The significance of Monday’s ruling by Div. Three goes beyond Cooley’s probe of the Roman Catholic Archdiocese and confirms the historic power of grand juries to demand documents using subpoenas duces tecum.
But its most immediate impact will likely be that the grand jury can review documents relating to the three priests that the archdiocese turned over to the court in June. Those records have remained sealed pending the priests’ attempts to have the subpoenas quashed for being beyond the grand jury’s power.
“This landmark decision by the state Court of Appeal has great potential for prosecutors in sex abuse cases involving clergy and in other areas as well,” Cooley said yesterday.
One of the three, retired priest Michael Baker, was arrested in September and charged with 13 counts of lewd acts upon a child under 14 and 16 counts of oral copulation with a minor. The acts allegedly took place at the rectory of St. Paul of God Church in La Mirada from 1976 to 1985.
Prosecutors have conceded that the statute of limitations has expired as to a second priest. Citing confidentiality of grand jury proceedings, district attorney spokeswoman Jane Robison declined to confirm whether an investigation is ongoing as to the third, identified by the Court of Appeal only as M.W.
The probe was launched in April.
After the archdiocese turned over the documents, the priests argued that grand juries in California have only the power vested in them by statute. The Penal Code specifically gives grand juries power to require witnesses to appear, they argued, but is silent on power to subpoena documentsómeaning there is no such power.
Los Angeles Superior Court Judge Dan Oki rejected the three priests’ motion to quash.
Presiding Justice Joan Dempsey Klein said Oki was right and the priests were wrong. In adopting the constitutions of 1849 and 1879, she said, California did nothing to supersede the longstanding common law powers that criminal grand juries have enjoyed in the Anglo-American tradition.

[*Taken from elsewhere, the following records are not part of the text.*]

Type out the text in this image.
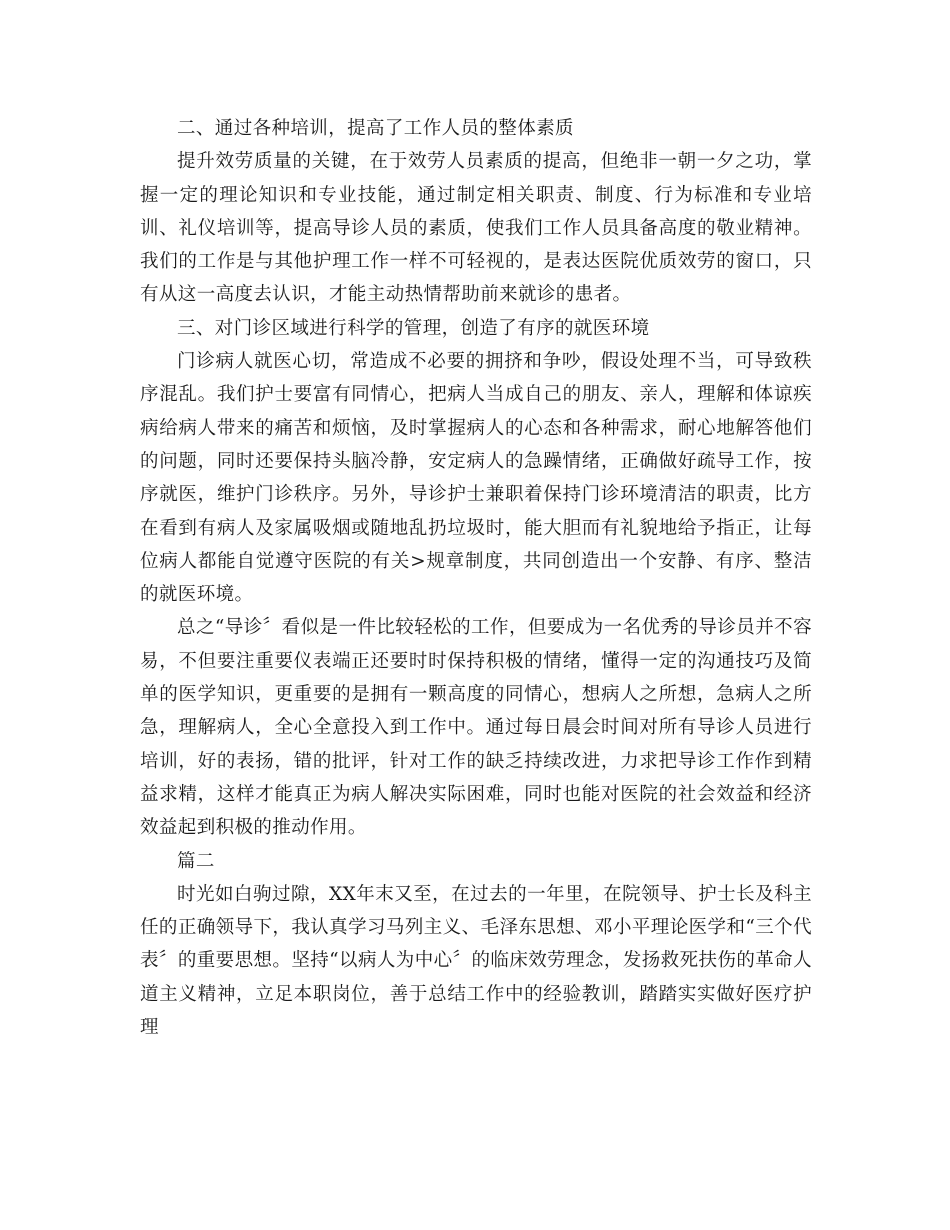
二、通过各种培训，提高了工作人员的整体素质

提升效劳质量的关键，在于效劳人员素质的提高，但绝非一朝一夕之功，掌握一定的理论知识和专业技能，通过制定相关职责、制度、行为标准和专业培训、礼仪培训等，提高导诊人员的素质，使我们工作人员具备高度的敬业精神。我们的工作是与其他护理工作一样不可轻视的，是表达医院优质效劳的窗口，只有从这一高度去认识，才能主动热情帮助前来就诊的患者。

三、对门诊区域进行科学的管理，创造了有序的就医环境

门诊病人就医心切，常造成不必要的拥挤和争吵，假设处理不当，可导致秩序混乱。我们护士要富有同情心，把病人当成自己的朋友、亲人，理解和体谅疾病给病人带来的痛苦和烦恼，及时掌握病人的心态和各种需求，耐心地解答他们的问题，同时还要保持头脑冷静，安定病人的急躁情绪，正确做好疏导工作，按序就医，维护门诊秩序。另外，导诊护士兼职着保持门诊环境清洁的职责，比方在看到有病人及家属吸烟或随地乱扔垃圾时，能大胆而有礼貌地给予指正，让每位病人都能自觉遵守医院的有关>规章制度，共同创造出一个安静、有序、整洁的就医环境。

总之“导诊〞看似是一件比较轻松的工作，但要成为一名优秀的导诊员并不容易，不但要注重要仪表端正还要时时保持积极的情绪，懂得一定的沟通技巧及简单的医学知识，更重要的是拥有一颗高度的同情心，想病人之所想，急病人之所急，理解病人，全心全意投入到工作中。通过每日晨会时间对所有导诊人员进行培训，好的表扬，错的批评，针对工作的缺乏持续改进，力求把导诊工作作到精益求精，这样才能真正为病人解决实际困难，同时也能对医院的社会效益和经济效益起到积极的推动作用。

篇二

时光如白驹过隙，XX年末又至，在过去的一年里，在院领导、护士长及科主任的正确领导下，我认真学习马列主义、毛泽东思想、邓小平理论医学和“三个代表〞的重要思想。坚持“以病人为中心〞的临床效劳理念，发扬救死扶伤的革命人道主义精神，立足本职岗位，善于总结工作中的经验教训，踏踏实实做好医疗护理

Even California statutes contemplate subpoena duces tecum power, Klein said, since a statutory recodification that fails to mention documents includes the express declaration that there was to be no substantive change in the law from earlier days, when the power was expressly set forth.

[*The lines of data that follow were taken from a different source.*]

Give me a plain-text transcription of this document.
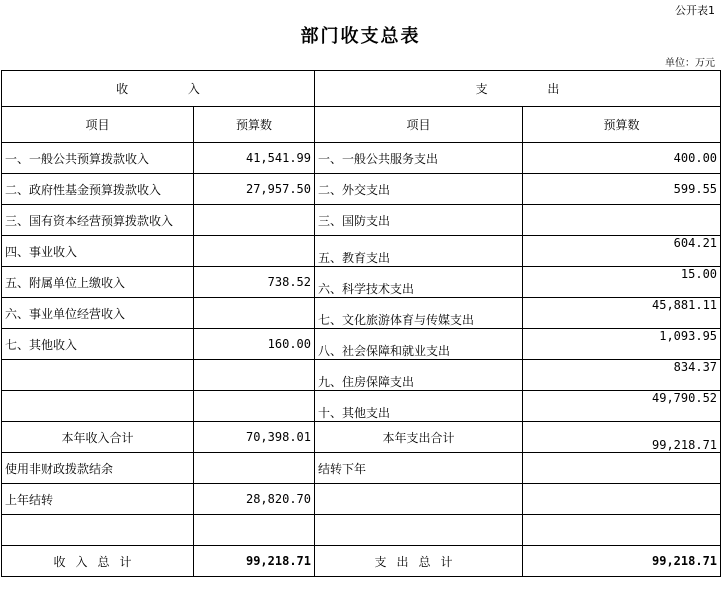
公开表1
部门收支总表
单位：万元
收 入		支 出	
项目	预算数	项目	预算数
一、一般公共预算拨款收入	41,541.99	一、一般公共服务支出	400.00
二、政府性基金预算拨款收入	27,957.50	二、外交支出	599.55
三、国有资本经营预算拨款收入		三、国防支出	
四、事业收入		五、教育支出	604.21
五、附属单位上缴收入	738.52	六、科学技术支出	15.00
六、事业单位经营收入		七、文化旅游体育与传媒支出	45,881.11
七、其他收入	160.00	八、社会保障和就业支出	1,093.95
		九、住房保障支出	834.37
		十、其他支出	49,790.52
本年收入合计	70,398.01	本年支出合计	99,218.71
使用非财政拨款结余		结转下年	
上年结转	28,820.70		

收入总计	99,218.71	支出总计	99,218.71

The court also rejected the priests’ assertion that such subpoenas, if valid at all, required the same good-cause showing necessary for subpoenas in the civil arena.

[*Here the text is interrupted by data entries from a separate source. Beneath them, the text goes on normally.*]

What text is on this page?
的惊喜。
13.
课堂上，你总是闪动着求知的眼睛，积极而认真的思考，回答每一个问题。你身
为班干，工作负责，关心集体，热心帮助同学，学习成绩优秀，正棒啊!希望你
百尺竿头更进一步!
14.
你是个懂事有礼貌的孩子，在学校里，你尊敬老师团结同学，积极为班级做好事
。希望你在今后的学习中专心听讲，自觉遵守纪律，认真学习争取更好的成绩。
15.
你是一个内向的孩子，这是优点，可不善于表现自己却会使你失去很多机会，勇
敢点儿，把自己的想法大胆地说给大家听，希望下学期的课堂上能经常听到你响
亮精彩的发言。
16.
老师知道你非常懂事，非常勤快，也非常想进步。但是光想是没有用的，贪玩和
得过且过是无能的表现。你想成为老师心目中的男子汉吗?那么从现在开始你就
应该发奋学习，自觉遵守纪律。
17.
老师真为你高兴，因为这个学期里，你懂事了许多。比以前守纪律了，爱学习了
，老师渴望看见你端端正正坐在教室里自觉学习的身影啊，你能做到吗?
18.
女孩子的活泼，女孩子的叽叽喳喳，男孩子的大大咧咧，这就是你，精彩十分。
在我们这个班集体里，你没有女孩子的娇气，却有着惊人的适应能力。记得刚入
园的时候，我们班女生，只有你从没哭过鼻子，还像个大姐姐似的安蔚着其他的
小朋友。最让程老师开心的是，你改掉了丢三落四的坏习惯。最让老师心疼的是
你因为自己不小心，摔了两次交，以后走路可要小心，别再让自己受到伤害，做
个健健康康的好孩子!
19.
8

Code of Civil Procedure Sec. 1985(b) requires that an affidavit shall be served with a subpoena duces tecum showing good cause and materiality. Sec. 1987.5 makes service of such a subpoena invalid without the affidavit.
“[W]e conclude no affidavit should be required because the very purpose of a grand jury investigation would be vitiated if a subpoena duces tecum has to be justified without a good cause showing,” Klein said.
The case is Michael B. v. Superior Court, 02 S.O.S. 5871.